Molecular evolutionary and structural analysis of human UCHL1 gene demonstrates the relevant role of intragenic epistasis in Parkinson's disease and other neurological disorders.

Background: Parkinson's disease (PD) is the second most common neurodegenerative disorder. PD associated human UCHL1 (Ubiquitin C-terminal hydrolase L1) gene belongs to the family of deubiquitinases and is known to be highly expressed in neurons (1-2% in soluble form). Several functions of UCHL1 have been proposed including ubiquitin hydrolyze activity, ubiquitin ligase activity and stabilization of the mono-ubiquitin. Mutations in human UCHL1 gene have been associated with PD and other neurodegenerative disorders. The present study aims to decipher the sequence evolutionary pattern and structural dynamics of UCHL1. Furthermore, structural and interactional analysis of UCHL1 was performed to help elucidate the pathogenesis of PD.

Results: The phylogenetic tree topology suggests that the UCHL1 gene had originated in early gnathostome evolutionary history. Evolutionary rate analysis of orthologous sequences reveals strong purifying selection on UCHL1. Comparative structural analysis of UCHL1 pinpoints an important protein segment spanning amino acid residues 32 to 39 within secretion site with crucial implications in evolution and PD pathogenesis through a well known phenomenon called intragenic epistasis.
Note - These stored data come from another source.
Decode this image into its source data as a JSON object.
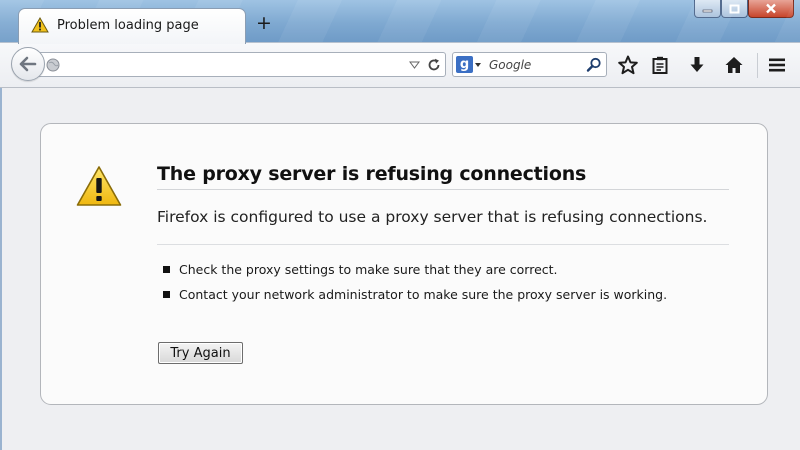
{
  "tab": {
    "title": "Problem loading page",
    "new_tab_label": "+"
  },
  "navbar": {
    "url_value": "",
    "search_placeholder": "Google"
  },
  "error": {
    "title": "The proxy server is refusing connections",
    "description": "Firefox is configured to use a proxy server that is refusing connections.",
    "suggestions": [
      "Check the proxy settings to make sure that they are correct.",
      "Contact your network administrator to make sure the proxy server is working."
    ],
    "button_label": "Try Again"
  },
  "icons": {
    "tab": "warning-icon",
    "titlebar": [
      "minimize-icon",
      "maximize-icon",
      "close-icon"
    ],
    "navbar": [
      "back-arrow-icon",
      "globe-icon",
      "dropdown-triangle-icon",
      "reload-icon",
      "google-g-icon",
      "search-magnifier-icon",
      "star-icon",
      "clipboard-icon",
      "download-arrow-icon",
      "home-icon",
      "hamburger-menu-icon"
    ],
    "content": "alert-triangle-icon"
  },
  "colors": {
    "titlebar": "#7fa9d1",
    "close_button": "#c7452b",
    "alert_yellow": "#f3c21a",
    "content_background": "#eeeff2"
  }
}
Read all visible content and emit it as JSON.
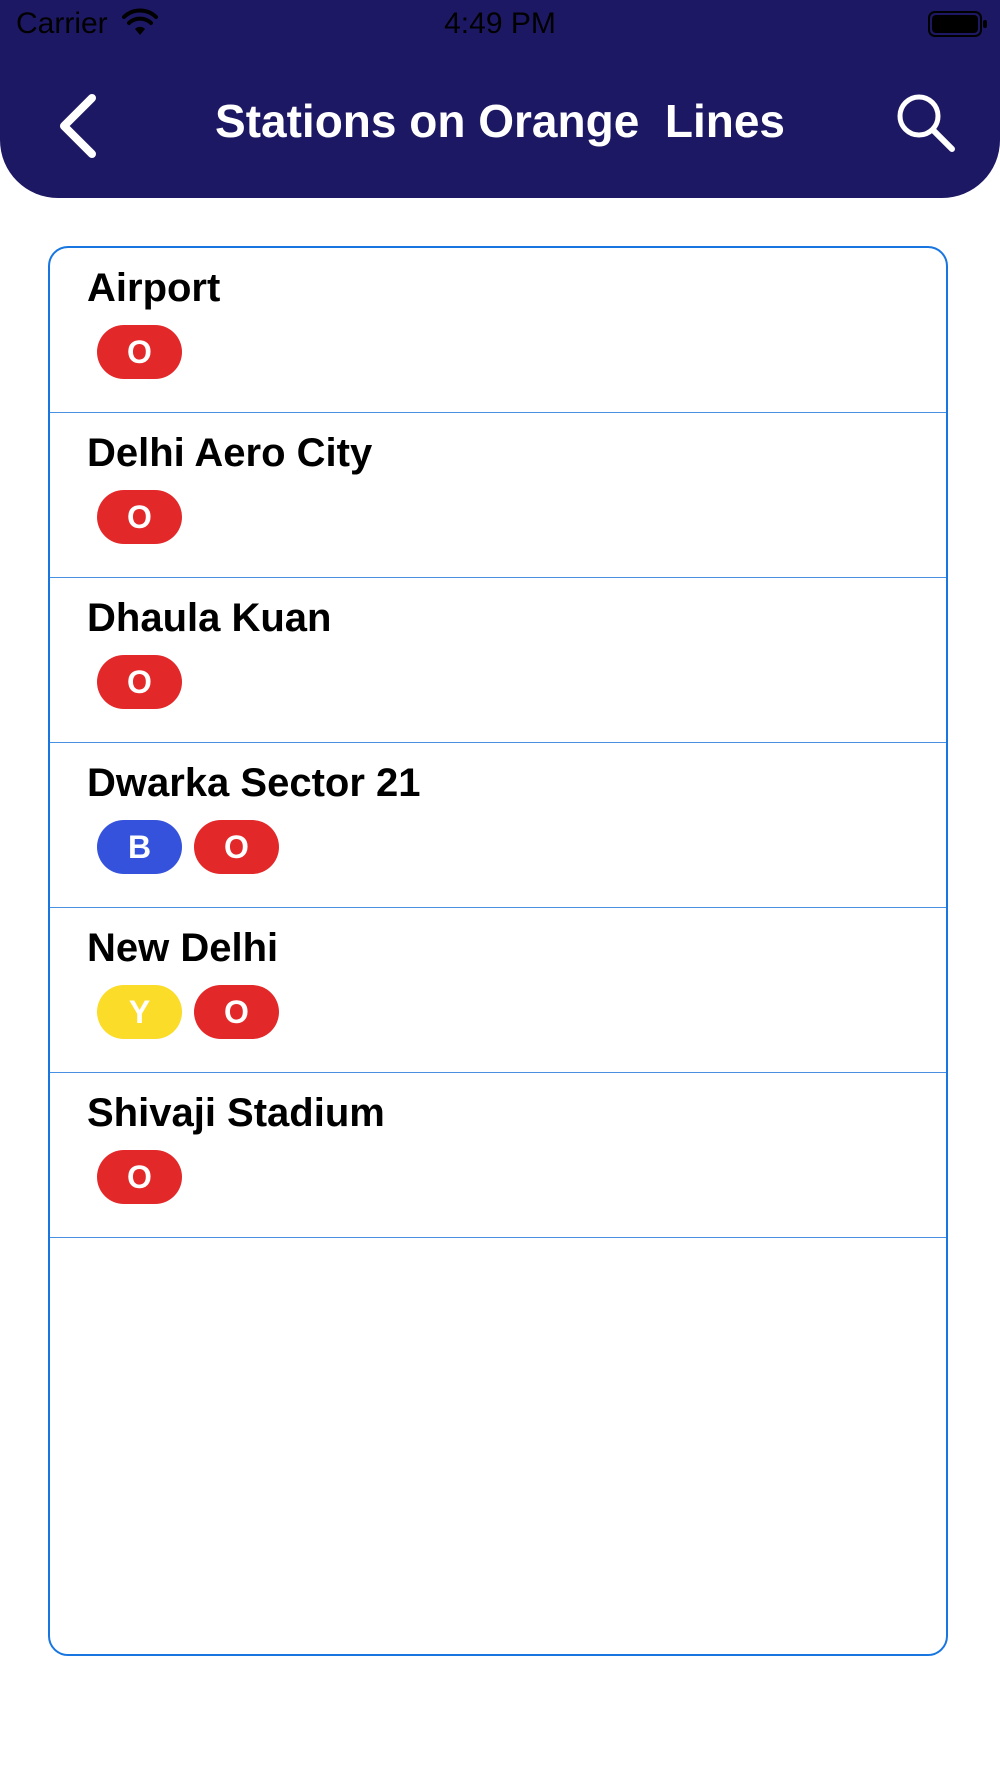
{
  "status_bar": {
    "carrier": "Carrier",
    "time": "4:49 PM"
  },
  "nav": {
    "title": "Stations on Orange  Lines",
    "back_icon": "chevron-left-icon",
    "search_icon": "search-icon"
  },
  "colors": {
    "header": "#1d1863",
    "border": "#1976e0",
    "O": "#e3282a",
    "B": "#3552dc",
    "Y": "#fbdc28"
  },
  "stations": [
    {
      "name": "Airport",
      "lines": [
        "O"
      ]
    },
    {
      "name": "Delhi Aero City",
      "lines": [
        "O"
      ]
    },
    {
      "name": "Dhaula Kuan",
      "lines": [
        "O"
      ]
    },
    {
      "name": "Dwarka Sector 21",
      "lines": [
        "B",
        "O"
      ]
    },
    {
      "name": "New Delhi",
      "lines": [
        "Y",
        "O"
      ]
    },
    {
      "name": "Shivaji Stadium",
      "lines": [
        "O"
      ]
    }
  ]
}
Identified critical protein segment appears to play an indispensable role in protein stability, proper protein conformation as well as harboring critical interaction sites.

Conclusions: Conclusively, the critical protein segment of UCHL1 identified in the present study not only demonstrates the relevant role of intraprotein conformational epistasis in the pathophysiology of PD but also offers a novel therapeutic target for the disease.